67 It might be that the concern of Mr Whittaker in this respect is the conclusion of the Minister that his ability to avoid reoffending has not been tested in the community. In support of that it seems to be asserted the Minister reached an irrational conclusion because Mr Whittaker did not re-offend whilst in prison and he did not reoffend whilst on bail. However, neither of these arguments could, in the circumstances, found a conclusion that the Minister's conclusion as to the risk he posed, or the ultimate conclusion that there was no good reason why the cancellation decision should be revoked, was in error. The concern of the Minister was the risk Mr Whittaker posed to the community upon his release from incarceration. It was not whether he was of good behaviour whilst in prison. Whilst Mr Whittaker's behaviour in prison may have been considered, it was not something which had to be taken into account. Additionally, there is nothing to support the proposition that if he did not reoffend in the prison environment he would not reoffend in the community. But more pointedly, where he has been convicted of a serious violent crime it is rational and logical to commence with the assumption that there is a real risk to the community when he is released, unless there are substantial matters which overcome that prima facie position.
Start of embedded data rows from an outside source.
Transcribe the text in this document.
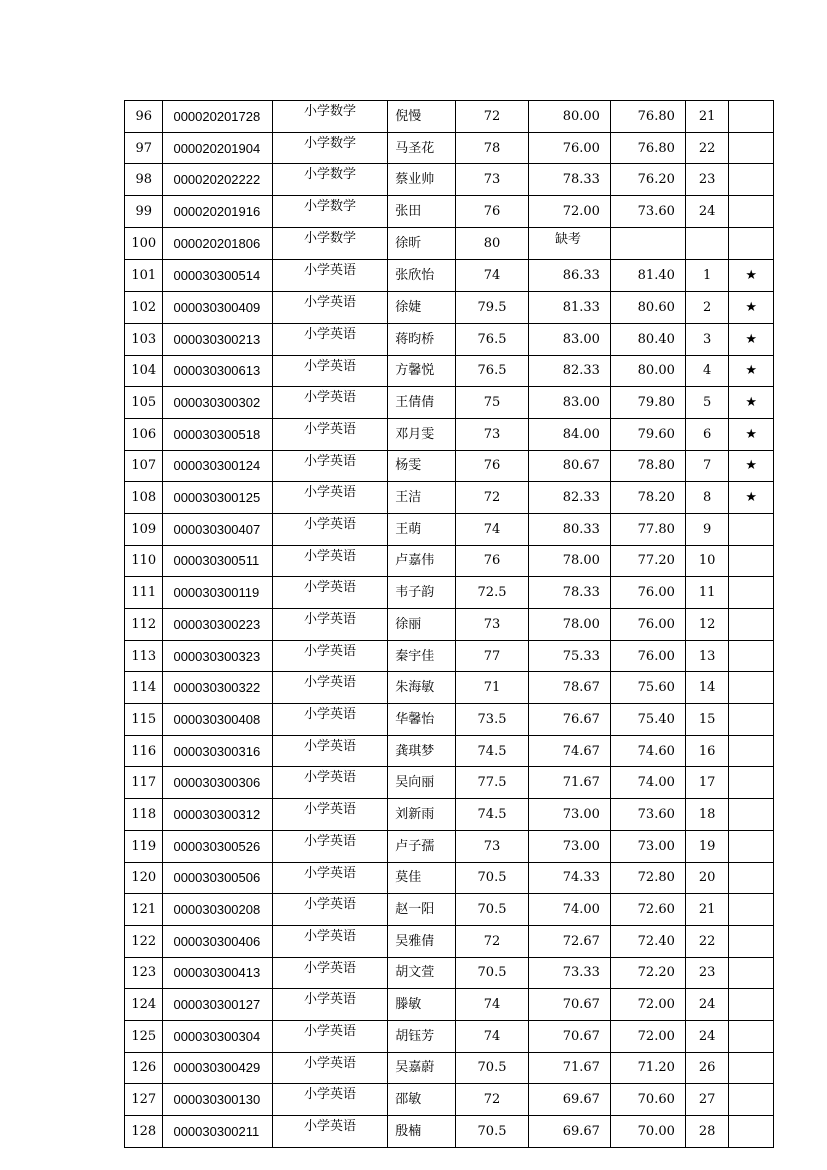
96	000020201728	小学数学	倪慢	72	80.00	76.80	21	
97	000020201904	小学数学	马圣花	78	76.00	76.80	22	
98	000020202222	小学数学	蔡业帅	73	78.33	76.20	23	
99	000020201916	小学数学	张田	76	72.00	73.60	24	
100	000020201806	小学数学	徐昕	80	缺考			
101	000030300514	小学英语	张欣怡	74	86.33	81.40	1	★
102	000030300409	小学英语	徐婕	79.5	81.33	80.60	2	★
103	000030300213	小学英语	蒋昀桥	76.5	83.00	80.40	3	★
104	000030300613	小学英语	方馨悦	76.5	82.33	80.00	4	★
105	000030300302	小学英语	王倩倩	75	83.00	79.80	5	★
106	000030300518	小学英语	邓月雯	73	84.00	79.60	6	★
107	000030300124	小学英语	杨雯	76	80.67	78.80	7	★
108	000030300125	小学英语	王洁	72	82.33	78.20	8	★
109	000030300407	小学英语	王萌	74	80.33	77.80	9	
110	000030300511	小学英语	卢嘉伟	76	78.00	77.20	10	
111	000030300119	小学英语	韦子韵	72.5	78.33	76.00	11	
112	000030300223	小学英语	徐丽	73	78.00	76.00	12	
113	000030300323	小学英语	秦宇佳	77	75.33	76.00	13	
114	000030300322	小学英语	朱海敏	71	78.67	75.60	14	
115	000030300408	小学英语	华馨怡	73.5	76.67	75.40	15	
116	000030300316	小学英语	龚琪梦	74.5	74.67	74.60	16	
117	000030300306	小学英语	吴向丽	77.5	71.67	74.00	17	
118	000030300312	小学英语	刘新雨	74.5	73.00	73.60	18	
119	000030300526	小学英语	卢子孺	73	73.00	73.00	19	
120	000030300506	小学英语	莫佳	70.5	74.33	72.80	20	
121	000030300208	小学英语	赵一阳	70.5	74.00	72.60	21	
122	000030300406	小学英语	吴雅倩	72	72.67	72.40	22	
123	000030300413	小学英语	胡文萱	70.5	73.33	72.20	23	
124	000030300127	小学英语	滕敏	74	70.67	72.00	24	
125	000030300304	小学英语	胡钰芳	74	70.67	72.00	24	
126	000030300429	小学英语	吴嘉蔚	70.5	71.67	71.20	26	
127	000030300130	小学英语	邵敏	72	69.67	70.60	27	
128	000030300211	小学英语	殷楠	70.5	69.67	70.00	28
Here, there is nothing on the face of the Minister's reasons to suggest there was any illogicality or irrationality in the manner in which it was concluded Mr Whittaker still posed a risk to the community, even if there was only a low likelihood of that happening (cf Roesner v Minister for Immigration and Border Protection [2015] FCAFC 132; [10], [41]). The Minister also considered that further offending of a violent nature by Mr Whittaker could result in great physical harm to members of the Australian community. Similarly, there was no illogicality in concluding that the low risk of reoffending had not been tested in the community at large. That was an axiomatic fact given that Mr Whittaker had been immediately taken into immigration detention on his release from prison.
68 On the face of the reasons of the Minister this ground of review cannot be sustained.